異質な政治空間へのまなざし~軍事と住民自治

この記事の執筆者

【おすすめ3点】

■現代思想11月号(青土社)

特集「自治」の思想 軍事と自治-「戦後80年」における島嶼疎開政策の再来(石原俊)

八重山住民の「時空間意識」に即した有事避難についての議論を促す

■琉球 揺れる聖域(安里英子、藤原書店)

琉球弧の人々の暮らしの現場から「自治」の本質を問うルポ

■従属の代償 日米軍事一体化の真実(布施祐仁、講談社)

台湾有事を見据えた日米ミサイル部隊の一体化を検証


1998年に沖縄の新聞社に転職した当時、それまで勤務していた全国紙で使わなくなっていた「革新」という選挙用語が、沖縄では他の言語に置き換えられない形で脈々と息づいているのに接し、驚いた記憶がある。
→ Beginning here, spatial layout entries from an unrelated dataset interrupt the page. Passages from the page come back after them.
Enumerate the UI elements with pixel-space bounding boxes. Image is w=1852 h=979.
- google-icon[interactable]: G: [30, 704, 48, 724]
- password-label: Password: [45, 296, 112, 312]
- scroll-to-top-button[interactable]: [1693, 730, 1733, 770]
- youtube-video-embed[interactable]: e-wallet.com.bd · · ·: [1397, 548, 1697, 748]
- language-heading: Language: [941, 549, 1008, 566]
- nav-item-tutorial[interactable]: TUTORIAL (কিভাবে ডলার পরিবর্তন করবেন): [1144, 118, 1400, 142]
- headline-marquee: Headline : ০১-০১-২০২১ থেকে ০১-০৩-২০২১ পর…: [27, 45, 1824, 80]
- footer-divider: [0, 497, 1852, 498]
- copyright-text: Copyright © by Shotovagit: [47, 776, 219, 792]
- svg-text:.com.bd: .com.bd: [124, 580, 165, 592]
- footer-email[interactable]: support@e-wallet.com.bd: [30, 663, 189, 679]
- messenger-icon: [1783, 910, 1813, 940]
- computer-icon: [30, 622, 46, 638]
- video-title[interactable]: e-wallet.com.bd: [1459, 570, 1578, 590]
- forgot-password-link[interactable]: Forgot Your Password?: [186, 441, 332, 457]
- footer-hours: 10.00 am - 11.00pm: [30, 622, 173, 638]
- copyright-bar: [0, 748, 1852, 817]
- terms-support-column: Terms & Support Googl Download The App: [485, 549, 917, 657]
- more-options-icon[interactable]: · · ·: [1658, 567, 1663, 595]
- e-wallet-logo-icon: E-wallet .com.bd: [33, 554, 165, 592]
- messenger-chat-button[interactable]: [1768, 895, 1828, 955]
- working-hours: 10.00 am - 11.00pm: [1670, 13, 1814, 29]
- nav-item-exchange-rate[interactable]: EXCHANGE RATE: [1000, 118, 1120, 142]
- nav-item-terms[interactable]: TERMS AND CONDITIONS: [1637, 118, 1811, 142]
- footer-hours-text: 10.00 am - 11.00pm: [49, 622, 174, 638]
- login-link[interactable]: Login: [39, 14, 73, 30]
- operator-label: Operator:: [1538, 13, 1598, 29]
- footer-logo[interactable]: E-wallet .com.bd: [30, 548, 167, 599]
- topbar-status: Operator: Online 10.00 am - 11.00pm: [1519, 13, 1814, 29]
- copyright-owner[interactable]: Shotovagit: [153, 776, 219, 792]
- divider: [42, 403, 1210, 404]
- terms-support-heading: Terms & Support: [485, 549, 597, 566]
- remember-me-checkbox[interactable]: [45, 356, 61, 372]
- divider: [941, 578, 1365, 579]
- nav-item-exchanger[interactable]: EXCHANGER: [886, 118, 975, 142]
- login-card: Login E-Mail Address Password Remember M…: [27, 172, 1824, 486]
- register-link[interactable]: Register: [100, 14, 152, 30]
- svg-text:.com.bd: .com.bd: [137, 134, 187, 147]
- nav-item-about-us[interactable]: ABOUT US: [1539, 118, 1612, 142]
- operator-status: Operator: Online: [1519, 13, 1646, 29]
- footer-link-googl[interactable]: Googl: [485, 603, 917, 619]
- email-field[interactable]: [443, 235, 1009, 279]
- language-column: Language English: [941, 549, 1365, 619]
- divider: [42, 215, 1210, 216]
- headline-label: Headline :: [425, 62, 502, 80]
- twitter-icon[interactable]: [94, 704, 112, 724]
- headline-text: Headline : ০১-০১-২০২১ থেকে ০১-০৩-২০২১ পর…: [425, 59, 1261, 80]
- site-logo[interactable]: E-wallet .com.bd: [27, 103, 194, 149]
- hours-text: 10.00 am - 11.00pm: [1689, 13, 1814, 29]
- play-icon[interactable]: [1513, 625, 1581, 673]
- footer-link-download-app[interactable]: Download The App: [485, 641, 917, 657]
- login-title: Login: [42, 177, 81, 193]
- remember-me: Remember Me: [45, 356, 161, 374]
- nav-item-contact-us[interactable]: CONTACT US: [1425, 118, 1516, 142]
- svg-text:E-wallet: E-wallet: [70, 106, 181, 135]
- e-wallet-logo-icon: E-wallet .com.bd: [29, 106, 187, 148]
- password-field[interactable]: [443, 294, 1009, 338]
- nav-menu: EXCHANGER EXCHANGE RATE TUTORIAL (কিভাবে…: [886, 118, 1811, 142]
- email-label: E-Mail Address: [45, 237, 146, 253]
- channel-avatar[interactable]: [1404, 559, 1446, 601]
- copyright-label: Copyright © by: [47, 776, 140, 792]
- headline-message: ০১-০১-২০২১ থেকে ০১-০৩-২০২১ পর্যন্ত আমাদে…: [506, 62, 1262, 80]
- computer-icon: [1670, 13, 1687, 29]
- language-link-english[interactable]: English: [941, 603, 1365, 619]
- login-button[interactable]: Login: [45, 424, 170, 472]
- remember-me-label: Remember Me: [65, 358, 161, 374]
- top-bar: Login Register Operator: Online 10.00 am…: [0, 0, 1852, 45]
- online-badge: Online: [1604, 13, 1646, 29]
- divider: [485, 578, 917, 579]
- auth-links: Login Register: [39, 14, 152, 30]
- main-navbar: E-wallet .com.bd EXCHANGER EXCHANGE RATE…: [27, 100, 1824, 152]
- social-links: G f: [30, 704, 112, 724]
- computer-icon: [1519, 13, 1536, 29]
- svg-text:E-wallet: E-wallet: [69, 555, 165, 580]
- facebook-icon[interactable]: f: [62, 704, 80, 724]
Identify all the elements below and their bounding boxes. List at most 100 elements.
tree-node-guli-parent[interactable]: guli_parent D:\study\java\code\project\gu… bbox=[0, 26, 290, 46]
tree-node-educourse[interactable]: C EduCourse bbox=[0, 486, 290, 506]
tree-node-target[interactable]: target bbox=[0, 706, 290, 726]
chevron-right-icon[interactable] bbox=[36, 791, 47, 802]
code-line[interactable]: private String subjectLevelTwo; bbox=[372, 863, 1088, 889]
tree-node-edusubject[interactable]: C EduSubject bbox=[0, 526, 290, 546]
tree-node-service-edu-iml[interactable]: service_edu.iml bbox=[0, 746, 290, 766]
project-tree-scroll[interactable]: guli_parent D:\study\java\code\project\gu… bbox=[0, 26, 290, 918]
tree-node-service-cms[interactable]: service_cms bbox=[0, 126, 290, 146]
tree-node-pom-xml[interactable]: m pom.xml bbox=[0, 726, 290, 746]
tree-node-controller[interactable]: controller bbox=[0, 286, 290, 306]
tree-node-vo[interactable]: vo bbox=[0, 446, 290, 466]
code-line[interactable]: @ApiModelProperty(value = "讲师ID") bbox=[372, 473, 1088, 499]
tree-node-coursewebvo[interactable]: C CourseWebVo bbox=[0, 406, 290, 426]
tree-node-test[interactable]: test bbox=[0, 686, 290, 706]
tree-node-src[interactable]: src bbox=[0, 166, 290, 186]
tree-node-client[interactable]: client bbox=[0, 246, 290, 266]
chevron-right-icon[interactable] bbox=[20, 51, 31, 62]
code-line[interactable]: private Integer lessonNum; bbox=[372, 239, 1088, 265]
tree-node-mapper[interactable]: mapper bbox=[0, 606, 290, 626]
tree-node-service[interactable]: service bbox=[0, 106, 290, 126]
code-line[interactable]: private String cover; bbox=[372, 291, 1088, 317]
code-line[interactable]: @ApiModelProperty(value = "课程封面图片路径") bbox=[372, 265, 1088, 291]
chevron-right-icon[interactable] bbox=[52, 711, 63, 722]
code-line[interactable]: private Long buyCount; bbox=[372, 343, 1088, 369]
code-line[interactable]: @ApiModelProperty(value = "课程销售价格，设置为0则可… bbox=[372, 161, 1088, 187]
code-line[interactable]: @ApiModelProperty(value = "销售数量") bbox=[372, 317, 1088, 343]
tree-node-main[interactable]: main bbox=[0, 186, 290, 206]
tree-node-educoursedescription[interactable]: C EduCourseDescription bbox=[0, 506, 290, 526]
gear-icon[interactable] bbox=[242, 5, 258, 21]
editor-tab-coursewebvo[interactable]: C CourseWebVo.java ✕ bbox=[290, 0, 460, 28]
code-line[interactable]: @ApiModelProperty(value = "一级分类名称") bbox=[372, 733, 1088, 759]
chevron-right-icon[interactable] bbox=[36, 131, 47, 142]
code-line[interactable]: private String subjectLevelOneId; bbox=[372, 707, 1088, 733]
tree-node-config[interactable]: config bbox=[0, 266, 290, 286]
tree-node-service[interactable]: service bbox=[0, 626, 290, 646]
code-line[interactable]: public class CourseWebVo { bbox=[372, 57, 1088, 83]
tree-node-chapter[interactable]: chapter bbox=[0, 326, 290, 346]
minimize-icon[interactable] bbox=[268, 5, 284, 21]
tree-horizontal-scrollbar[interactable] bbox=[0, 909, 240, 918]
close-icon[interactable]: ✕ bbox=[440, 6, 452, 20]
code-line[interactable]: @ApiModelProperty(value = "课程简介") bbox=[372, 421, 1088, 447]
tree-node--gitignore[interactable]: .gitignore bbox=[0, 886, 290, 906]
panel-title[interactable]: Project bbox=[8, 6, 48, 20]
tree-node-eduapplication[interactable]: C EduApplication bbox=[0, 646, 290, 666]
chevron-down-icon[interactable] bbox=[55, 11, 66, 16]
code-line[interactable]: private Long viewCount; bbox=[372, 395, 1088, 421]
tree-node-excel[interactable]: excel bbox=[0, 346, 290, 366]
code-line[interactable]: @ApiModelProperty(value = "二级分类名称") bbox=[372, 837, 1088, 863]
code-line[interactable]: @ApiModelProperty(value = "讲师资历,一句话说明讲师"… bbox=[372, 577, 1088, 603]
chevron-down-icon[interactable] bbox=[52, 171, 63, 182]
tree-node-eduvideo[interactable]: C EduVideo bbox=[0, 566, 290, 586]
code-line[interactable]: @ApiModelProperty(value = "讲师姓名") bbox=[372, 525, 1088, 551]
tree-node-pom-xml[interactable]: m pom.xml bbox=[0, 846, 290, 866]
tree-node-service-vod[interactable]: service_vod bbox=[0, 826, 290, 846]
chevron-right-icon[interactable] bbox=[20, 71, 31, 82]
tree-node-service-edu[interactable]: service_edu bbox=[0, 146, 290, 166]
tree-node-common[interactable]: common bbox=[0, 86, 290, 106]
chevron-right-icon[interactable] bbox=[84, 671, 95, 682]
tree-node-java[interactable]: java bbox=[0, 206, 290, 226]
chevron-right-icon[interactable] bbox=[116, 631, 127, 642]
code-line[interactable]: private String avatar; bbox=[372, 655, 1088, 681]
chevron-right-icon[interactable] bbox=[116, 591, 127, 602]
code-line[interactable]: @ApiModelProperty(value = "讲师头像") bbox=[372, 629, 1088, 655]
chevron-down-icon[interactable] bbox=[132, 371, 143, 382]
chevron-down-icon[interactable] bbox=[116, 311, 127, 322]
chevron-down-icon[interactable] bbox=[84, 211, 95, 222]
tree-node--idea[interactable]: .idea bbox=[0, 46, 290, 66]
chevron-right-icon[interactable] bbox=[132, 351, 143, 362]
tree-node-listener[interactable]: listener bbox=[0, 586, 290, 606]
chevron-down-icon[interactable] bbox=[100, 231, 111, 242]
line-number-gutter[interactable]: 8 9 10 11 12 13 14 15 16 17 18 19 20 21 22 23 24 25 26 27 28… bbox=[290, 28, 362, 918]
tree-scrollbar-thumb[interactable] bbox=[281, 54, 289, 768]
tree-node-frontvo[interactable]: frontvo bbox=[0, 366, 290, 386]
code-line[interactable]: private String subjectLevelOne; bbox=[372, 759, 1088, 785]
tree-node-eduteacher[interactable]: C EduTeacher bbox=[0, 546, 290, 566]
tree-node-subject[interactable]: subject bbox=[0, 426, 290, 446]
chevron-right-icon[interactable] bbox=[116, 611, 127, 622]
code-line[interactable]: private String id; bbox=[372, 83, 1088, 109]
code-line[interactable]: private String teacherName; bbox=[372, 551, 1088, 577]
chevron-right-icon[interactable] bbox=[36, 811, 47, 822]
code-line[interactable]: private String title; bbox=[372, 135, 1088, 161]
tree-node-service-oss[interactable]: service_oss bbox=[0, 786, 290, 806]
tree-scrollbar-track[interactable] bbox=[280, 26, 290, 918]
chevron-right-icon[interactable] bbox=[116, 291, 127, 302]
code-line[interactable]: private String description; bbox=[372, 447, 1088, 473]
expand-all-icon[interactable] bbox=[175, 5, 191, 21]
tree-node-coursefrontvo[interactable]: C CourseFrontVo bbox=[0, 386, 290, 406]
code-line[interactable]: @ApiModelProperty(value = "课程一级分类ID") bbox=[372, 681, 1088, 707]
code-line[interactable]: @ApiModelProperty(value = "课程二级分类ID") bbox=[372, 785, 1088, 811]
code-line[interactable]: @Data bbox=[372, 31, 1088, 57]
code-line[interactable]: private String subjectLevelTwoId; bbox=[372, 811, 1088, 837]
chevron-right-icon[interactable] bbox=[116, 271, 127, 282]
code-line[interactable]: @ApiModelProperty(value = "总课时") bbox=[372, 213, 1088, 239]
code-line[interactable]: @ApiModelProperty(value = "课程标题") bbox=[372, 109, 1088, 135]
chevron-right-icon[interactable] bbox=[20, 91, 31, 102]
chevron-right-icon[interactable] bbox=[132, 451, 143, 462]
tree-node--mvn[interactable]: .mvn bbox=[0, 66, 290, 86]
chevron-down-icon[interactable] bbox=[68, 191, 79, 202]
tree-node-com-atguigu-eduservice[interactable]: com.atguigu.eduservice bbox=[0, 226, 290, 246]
沖縄の政治空間は今も本土とは異なる。実際、10月の衆院選でも小選挙区で全国唯一、共産と社民が議席を確保した。

米軍駐留から派生する人権上の課題が突出している沖縄本島では、本土の系列下にある既存政党への不信もくすぶる。一方、軍事が地域社会に直接的な変化をもたらしているのが、台湾に近い南西端に位置する八重山列島だ。

中でも、自衛官とその家族が島の人口の5分の1以上を占める与那国島は、駐屯地開設から10年もたたないうちに自衛隊の存在を考慮せずには成り立たない社会・経済体制が構築されている。

『現代思想』11月号でこうした自治の変容を報告した明治学院大の石原俊教授は与那国島や石垣島を念頭に、軍事と有事にかかわる住民政策がトップダウンでなし崩し的に進められていると指摘。歴史認識や境界意識を含む「八重山住民の生活者としての時空間意識」に即した有事避難の議論が欠けているとし、当事者の自由と自治を尊重しながら、国民的議論を経て、丁寧に構想する必要を説く。底意には、有事を視野に住民避難を想定すること自体に否定的な左派、緊急事態条項創設に依拠しようとする右派、さらには無関心層を含む国内世論への批判が込められている。

沖縄本島からは本土に向けて異議を表明する回路が切り拓かれ、本土の右派の否認にさらされている。しかし、八重山と本土の間には「告発-否認」の関係すら成立していない。沖縄本島や本土の左右両陣営の利己的な「主義主張」に引きずられることなく、住民の安全確保に最善を尽くすよう促す石原は、先の戦争で島外疎開を強いられた小笠原群島や硫黄列島の住民の受難を記録してきた研究者だ。そこには、戦時の疎開命令がマラリア罹患による大量死という悲劇を招いた八重山の過去の教訓も踏まえ、戦後80年ぶりとなる日本の島嶼疎開政策を俯瞰する視座がある。